Pusceddu MM, Nolan YM, Green HF, Robertson RC, Stanton C, Kelly P, Cryan JF, Dinan TG. (2015) Int J Neuropsychopharmacol. 2015 Dec 12. pii: pyv130. doi: 10.1093/ijnp/pyv130. [Epub ahead of print]
Chronic exposure to the glucocorticoid hormone corticosterone (CORT) exerts cellular stress-induced toxic effects which have been associated with neurodegenerative and psychiatric disorders. Docosahexaenoic acid (DHA) is a polyunsaturated fatty acid that has been shown to be of benefit in stress related disorders, putatively through protective action in neurons.
We investigated the protective effect of DHA against CORT-induced cellular changes in cortical cell cultures containing both astrocytes and neurons.
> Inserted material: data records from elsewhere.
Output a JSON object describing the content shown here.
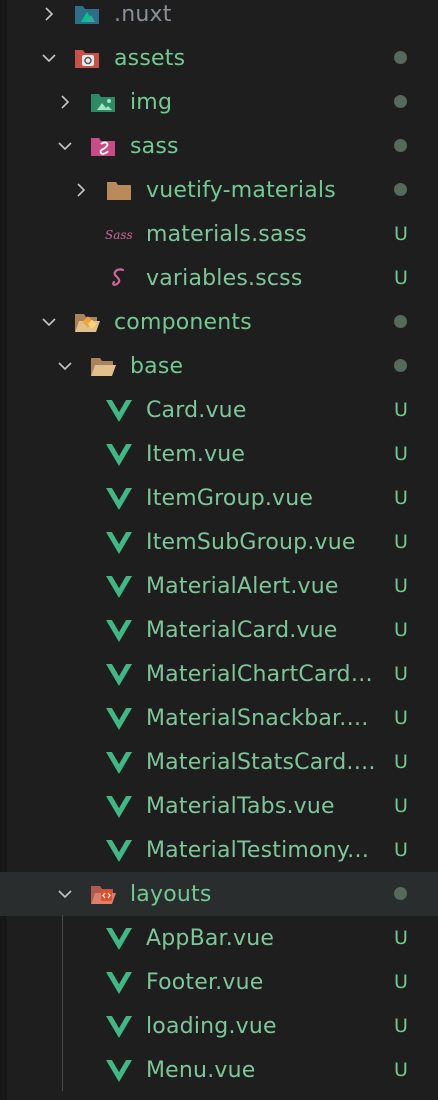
{
  "explorer": {
    "items": [
      {
        "name": ".nuxt",
        "type": "folder",
        "expanded": false,
        "depth": 0,
        "status": "",
        "icon": "nuxt-folder-icon"
      },
      {
        "name": "assets",
        "type": "folder",
        "expanded": true,
        "depth": 0,
        "status": "dot",
        "icon": "assets-folder-icon"
      },
      {
        "name": "img",
        "type": "folder",
        "expanded": false,
        "depth": 1,
        "status": "dot",
        "icon": "image-folder-icon"
      },
      {
        "name": "sass",
        "type": "folder",
        "expanded": true,
        "depth": 1,
        "status": "dot",
        "icon": "sass-folder-icon"
      },
      {
        "name": "vuetify-materials",
        "type": "folder",
        "expanded": false,
        "depth": 2,
        "status": "dot",
        "icon": "folder-icon"
      },
      {
        "name": "materials.sass",
        "type": "file",
        "depth": 2,
        "status": "U",
        "icon": "sass-file-icon"
      },
      {
        "name": "variables.scss",
        "type": "file",
        "depth": 2,
        "status": "U",
        "icon": "scss-file-icon"
      },
      {
        "name": "components",
        "type": "folder",
        "expanded": true,
        "depth": 0,
        "status": "dot",
        "icon": "components-folder-icon"
      },
      {
        "name": "base",
        "type": "folder",
        "expanded": true,
        "depth": 1,
        "status": "dot",
        "icon": "open-folder-icon"
      },
      {
        "name": "Card.vue",
        "type": "file",
        "depth": 2,
        "status": "U",
        "icon": "vue-file-icon"
      },
      {
        "name": "Item.vue",
        "type": "file",
        "depth": 2,
        "status": "U",
        "icon": "vue-file-icon"
      },
      {
        "name": "ItemGroup.vue",
        "type": "file",
        "depth": 2,
        "status": "U",
        "icon": "vue-file-icon"
      },
      {
        "name": "ItemSubGroup.vue",
        "type": "file",
        "depth": 2,
        "status": "U",
        "icon": "vue-file-icon"
      },
      {
        "name": "MaterialAlert.vue",
        "type": "file",
        "depth": 2,
        "status": "U",
        "icon": "vue-file-icon"
      },
      {
        "name": "MaterialCard.vue",
        "type": "file",
        "depth": 2,
        "status": "U",
        "icon": "vue-file-icon"
      },
      {
        "name": "MaterialChartCard.vue",
        "type": "file",
        "depth": 2,
        "status": "U",
        "icon": "vue-file-icon"
      },
      {
        "name": "MaterialSnackbar.vue",
        "type": "file",
        "depth": 2,
        "status": "U",
        "icon": "vue-file-icon"
      },
      {
        "name": "MaterialStatsCard.vue",
        "type": "file",
        "depth": 2,
        "status": "U",
        "icon": "vue-file-icon"
      },
      {
        "name": "MaterialTabs.vue",
        "type": "file",
        "depth": 2,
        "status": "U",
        "icon": "vue-file-icon"
      },
      {
        "name": "MaterialTestimony.vue",
        "type": "file",
        "depth": 2,
        "status": "U",
        "icon": "vue-file-icon"
      },
      {
        "name": "layouts",
        "type": "folder",
        "expanded": true,
        "depth": 1,
        "status": "dot",
        "icon": "layouts-folder-icon",
        "selected": true
      },
      {
        "name": "AppBar.vue",
        "type": "file",
        "depth": 2,
        "status": "U",
        "icon": "vue-file-icon"
      },
      {
        "name": "Footer.vue",
        "type": "file",
        "depth": 2,
        "status": "U",
        "icon": "vue-file-icon"
      },
      {
        "name": "loading.vue",
        "type": "file",
        "depth": 2,
        "status": "U",
        "icon": "vue-file-icon"
      },
      {
        "name": "Menu.vue",
        "type": "file",
        "depth": 2,
        "status": "U",
        "icon": "vue-file-icon"
      }
    ]
  },
  "colors": {
    "background": "#1e1e1e",
    "untracked_text": "#73c991",
    "selected_row": "#2a2d2e",
    "vue_green": "#41b883"
  }
}
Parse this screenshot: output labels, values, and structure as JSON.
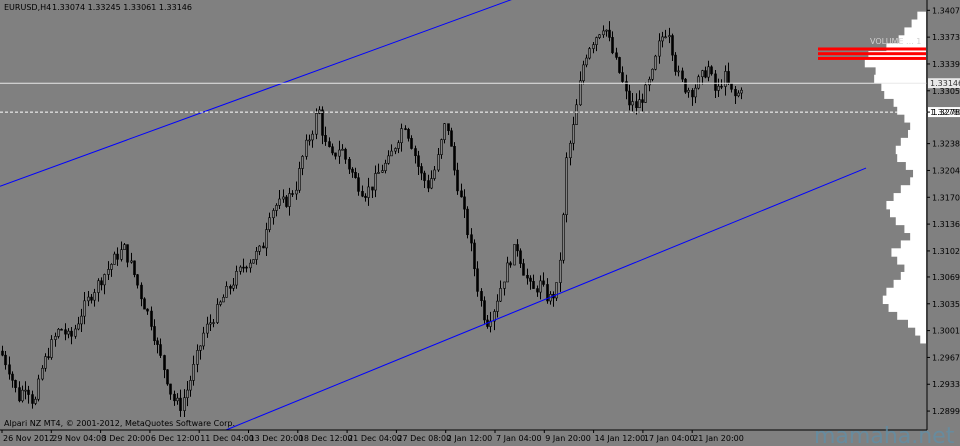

We found that CORT (100, 150, 200 uM) at different time points (48, 72 hours), induced a dose- and time-dependent reduction in cellular viability as assessed by methyl thiazolyl tetrazolium (MTT). Moreover, CORT (200 uM - 72 hours) decreased the percentage composition of neurons whilst increasing the percentage of astrocytes as assessed by âIII-tubulin and GFAP immunostaining, respectively. In contrast, DHA treatment (6 uM) increased DHA content and attenuated CORT (200 uM)-induced cell death (72 hours) in cortical cultures. This translates into a capacity for DHA to prevent neuronal death as well as astrocyte overgrowth following chronic exposure to CORT. Furthermore, DHA (6 uM) reversed CORT-induced neuronal apoptosis as assessed by TUNEL, and attenuated CORT-induced reductions in BDNF mRNA expression in these cultures. Finally, DHA inhibited CORT-induced down-regulation of GR expression on âIII- tubulin-positive neurons.
This work supports the view that DHA may be beneficial in ameliorating stress-related cellular changes in the brain and may be of value in psychiatric disorders.
© The Author 2015. Published by Oxford University Press on behalf of CINP.